Fifth Moon from Jupiter Io

Io, moon of Jupiter, was discovered by Galileo Galilei on January 7, 1610 while he was inventing the telescope.  Io is fifth in distance from Jupiter and third largest of its moons.  It is one of the most volcanic bodies known in the solar system.  It surface has lava flows and lava lakes.  Volcanic geysers that rise over 500 kilometers occur on the surface of the moon.  Some of its mountains are 52,000 feet high, much taller than Mt. Everest’s 29,028 feet.  Io is one of the Galilean moons, which are the largest of Jupiter.  Io is closest to Jupiter and most dense of the Galilean moons.  Io is yellow, brown, and red in color.  This is caused by sulfur on its surface.      
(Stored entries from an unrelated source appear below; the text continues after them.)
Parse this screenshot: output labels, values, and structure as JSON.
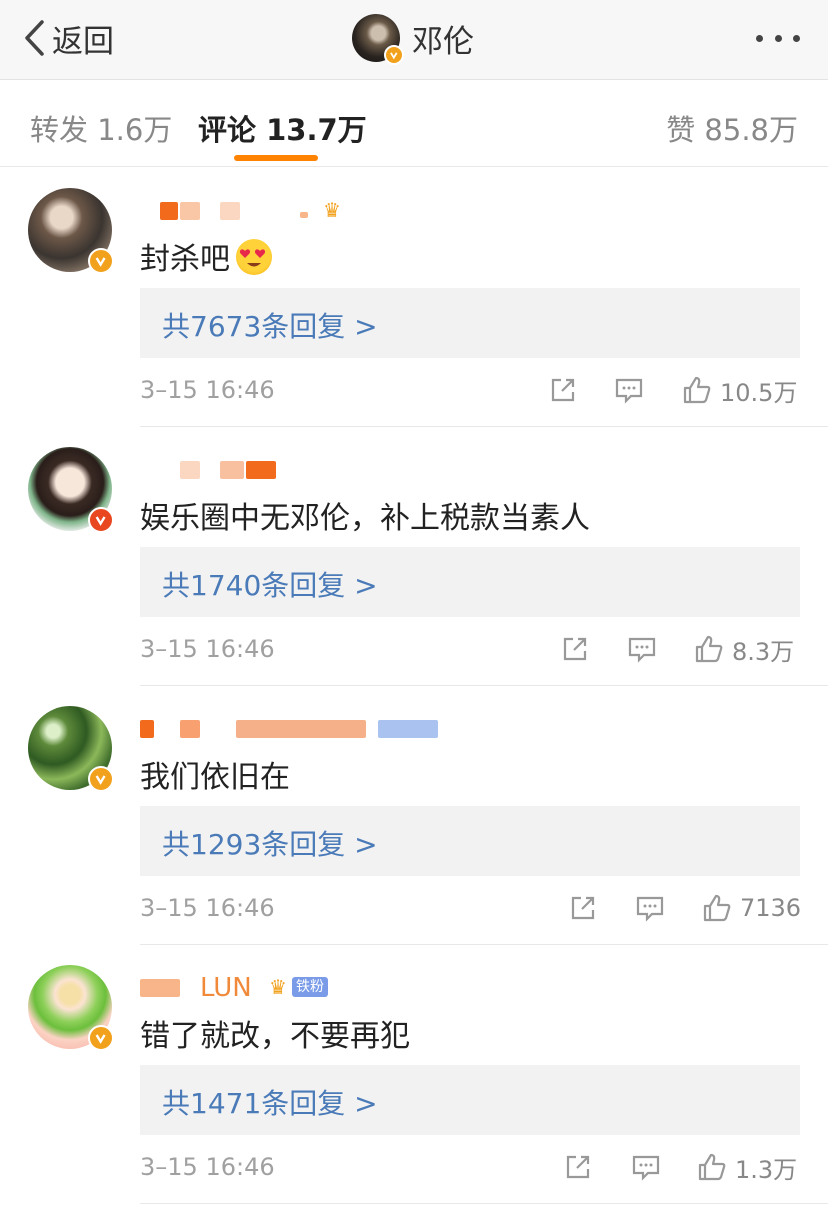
{
  "nav": {
    "back_label": "返回",
    "title": "邓伦"
  },
  "tabs": [
    {
      "label": "转发 1.6万"
    },
    {
      "label": "评论 13.7万"
    },
    {
      "label": "赞 85.8万"
    }
  ],
  "colors": {
    "accent": "#ff8200",
    "link": "#4a7bb8",
    "verified_gold": "#f2a11c",
    "verified_red": "#e8471f"
  },
  "comments": [
    {
      "text": "封杀吧",
      "emoji": "heart-eyes-emoji",
      "replies": "共7673条回复 >",
      "time": "3–15 16:46",
      "likes": "10.5万"
    },
    {
      "text": "娱乐圈中无邓伦，补上税款当素人",
      "replies": "共1740条回复 >",
      "time": "3–15 16:46",
      "likes": "8.3万"
    },
    {
      "text": "我们依旧在",
      "replies": "共1293条回复 >",
      "time": "3–15 16:46",
      "likes": "7136"
    },
    {
      "text": "错了就改，不要再犯",
      "username_visible": "LUN",
      "badge": "铁粉",
      "replies": "共1471条回复 >",
      "time": "3–15 16:46",
      "likes": "1.3万"
    }
  ]
}
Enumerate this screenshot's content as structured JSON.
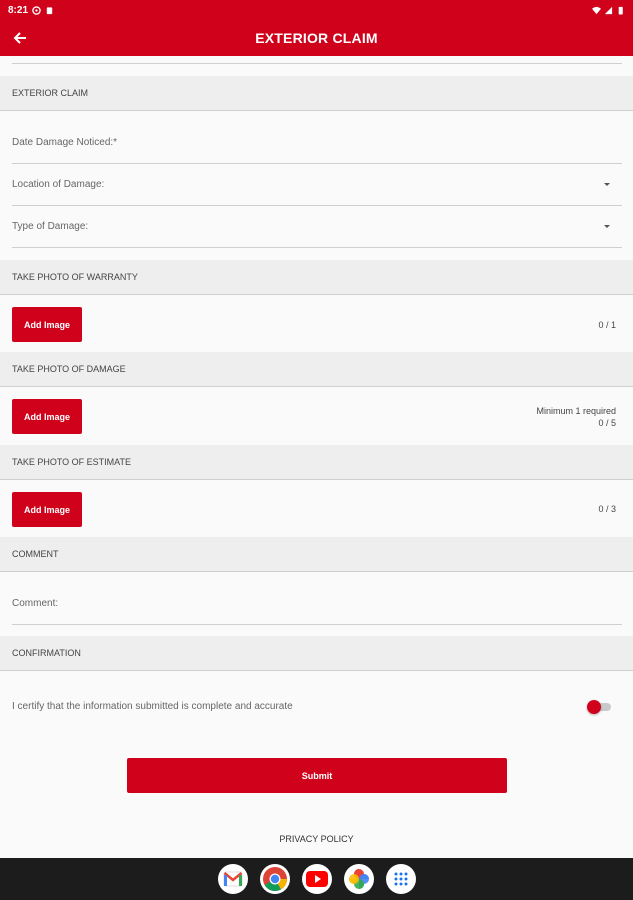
{
  "status_bar": {
    "time": "8:21"
  },
  "app_bar": {
    "title": "EXTERIOR CLAIM"
  },
  "sections": {
    "exterior_claim": {
      "header": "EXTERIOR CLAIM"
    },
    "warranty": {
      "header": "TAKE PHOTO OF WARRANTY",
      "button_label": "Add Image",
      "count": "0 / 1"
    },
    "damage": {
      "header": "TAKE PHOTO OF DAMAGE",
      "button_label": "Add Image",
      "note": "Minimum 1 required",
      "count": "0 / 5"
    },
    "estimate": {
      "header": "TAKE PHOTO OF ESTIMATE",
      "button_label": "Add Image",
      "count": "0 / 3"
    },
    "comment": {
      "header": "COMMENT"
    },
    "confirmation": {
      "header": "CONFIRMATION",
      "certify_label": "I certify that the information submitted is complete and accurate",
      "certified": false
    }
  },
  "fields": {
    "date_damage_noticed": {
      "label": "Date Damage Noticed:*"
    },
    "location_of_damage": {
      "label": "Location of Damage:"
    },
    "type_of_damage": {
      "label": "Type of Damage:"
    },
    "comment": {
      "label": "Comment:"
    }
  },
  "submit_label": "Submit",
  "privacy_label": "PRIVACY POLICY",
  "nav_apps": [
    "gmail-icon",
    "chrome-icon",
    "youtube-icon",
    "photos-icon",
    "app-drawer-icon"
  ],
  "colors": {
    "brand": "#d0021b",
    "nav_bar": "#1c1c1c",
    "section_bg": "#eeeeee",
    "page_bg": "#fafafa"
  }
}
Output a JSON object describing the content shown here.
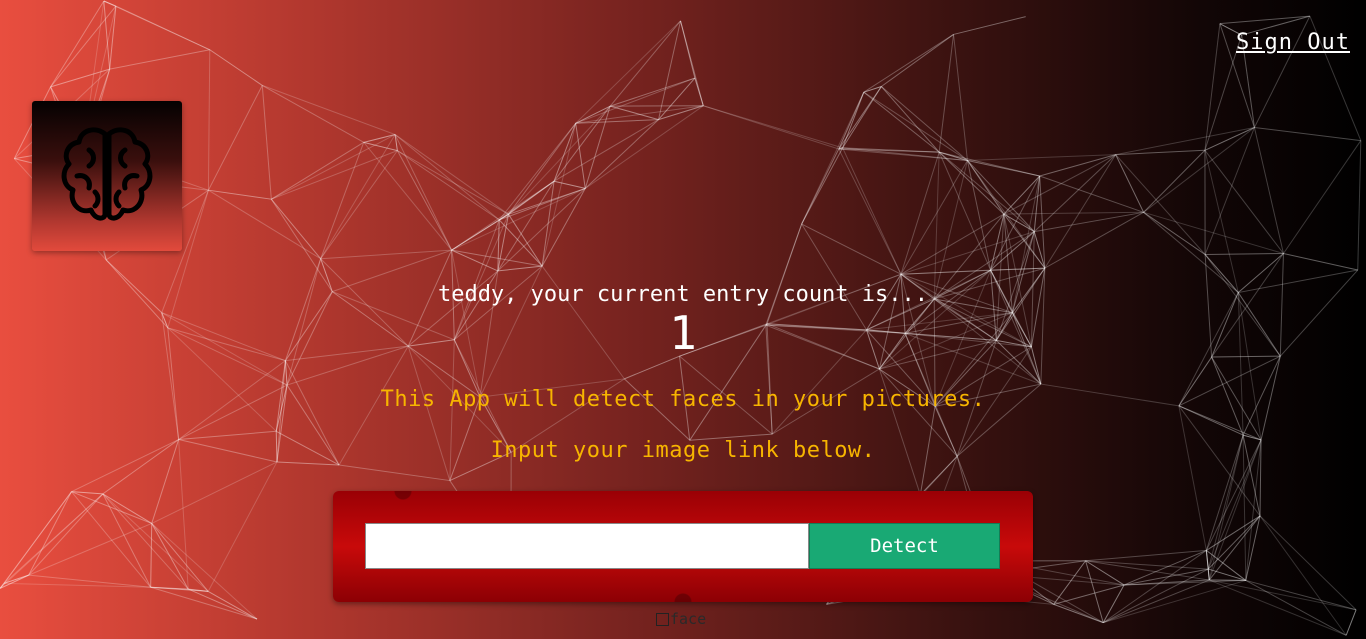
{
  "header": {
    "signout_label": "Sign Out"
  },
  "logo": {
    "icon": "brain-icon"
  },
  "rank": {
    "greeting": "teddy, your current entry count is...",
    "count": "1"
  },
  "description": {
    "line1": "This App will detect faces in your pictures.",
    "line2": "Input your image link below."
  },
  "form": {
    "input_value": "",
    "input_placeholder": "",
    "detect_label": "Detect"
  },
  "face_box": {
    "label": "face"
  },
  "colors": {
    "accent_text": "#f7b500",
    "detect_button": "#19a974",
    "panel_red": "#c80a0a"
  }
}
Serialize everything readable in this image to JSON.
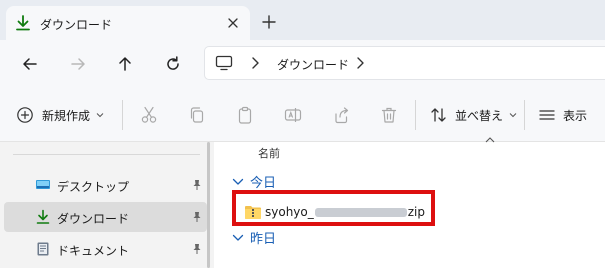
{
  "tab": {
    "label": "ダウンロード",
    "icon": "download-icon"
  },
  "toolbar": {
    "back_icon": "arrow-left-icon",
    "forward_icon": "arrow-right-icon",
    "up_icon": "arrow-up-icon",
    "refresh_icon": "refresh-icon"
  },
  "address": {
    "crumbs": [
      "ダウンロード"
    ]
  },
  "commandbar": {
    "new_label": "新規作成",
    "sort_label": "並べ替え",
    "view_label": "表示"
  },
  "nav": {
    "items": [
      {
        "label": "デスクトップ",
        "icon": "desktop-icon",
        "pinned": true,
        "selected": false
      },
      {
        "label": "ダウンロード",
        "icon": "download-icon",
        "pinned": true,
        "selected": true
      },
      {
        "label": "ドキュメント",
        "icon": "document-icon",
        "pinned": true,
        "selected": false
      }
    ]
  },
  "content": {
    "column_name": "名前",
    "groups": [
      {
        "label": "今日",
        "files": [
          {
            "name_prefix": "syohyo_",
            "name_suffix": "zip",
            "icon": "zip-folder-icon"
          }
        ]
      },
      {
        "label": "昨日",
        "files": []
      }
    ]
  },
  "colors": {
    "accent": "#0f7b0f",
    "group_text": "#1a5fb4",
    "highlight": "#dd0f0f"
  }
}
The Danish astronomer Ole Romer made the first estimate of the speed of light using the Galilean moons (ones discovered by Galileo—Io, Europa, Ganymede, Callisto) and the shadow of Jupiter.  The French astronomer Pierre-Simon de Laplace discovered that the orbits of Io, Europa, and Ganymede are in an approximate 1:2:4 ratio.  This means that for every orbit of Jupiter by Ganymede, Europa orbits twice and Io orbits four times.    

In 1979 the Voyager satellite took pictures of Io.  The mean density (3.5 g/cm^3) of Io was calculated using these pictures.  Based on this density, the gravity of Io, and analysis of the surface, Io is considered to have an iron sulfide core.  Io is an average of 421,600 kilometers from Jupiter.  Its escape velocity is 2.56 kilometers per second.  Its mean orbital velocity is 17.34 kilometers per second.  The mean surface temperature is -143 Celsius.  This is 143 degrees below freezing, so it is very cold on Io.  Its radius is 1,815 kilometers, which is a little less than one-third that of Earth’s.    

Some of the volcanoes on Io are the size of California.  The temperatures exceed 1527 Celsius, which is 15.27 times hotter than the boiling point of water (100 Celsius).  The volcanoes are caused by the gravitational fields of Jupiter, Europa, and Ganymede.  Io is the most volcanically active body in the solar system.    

The satellite Galileo was launched aboard Space Shuttle Atlantis on October 18, 1989.  On May 3, 1996, NASA’s satellite Galileo found that Io’s diameter is about one-half iron core.  It might also have a mantle of molten rock.  It also found that it might have its own magnetic field.  It was correct; Io can develop 400,000 volts of electricity and an electric current of 3 million amperes.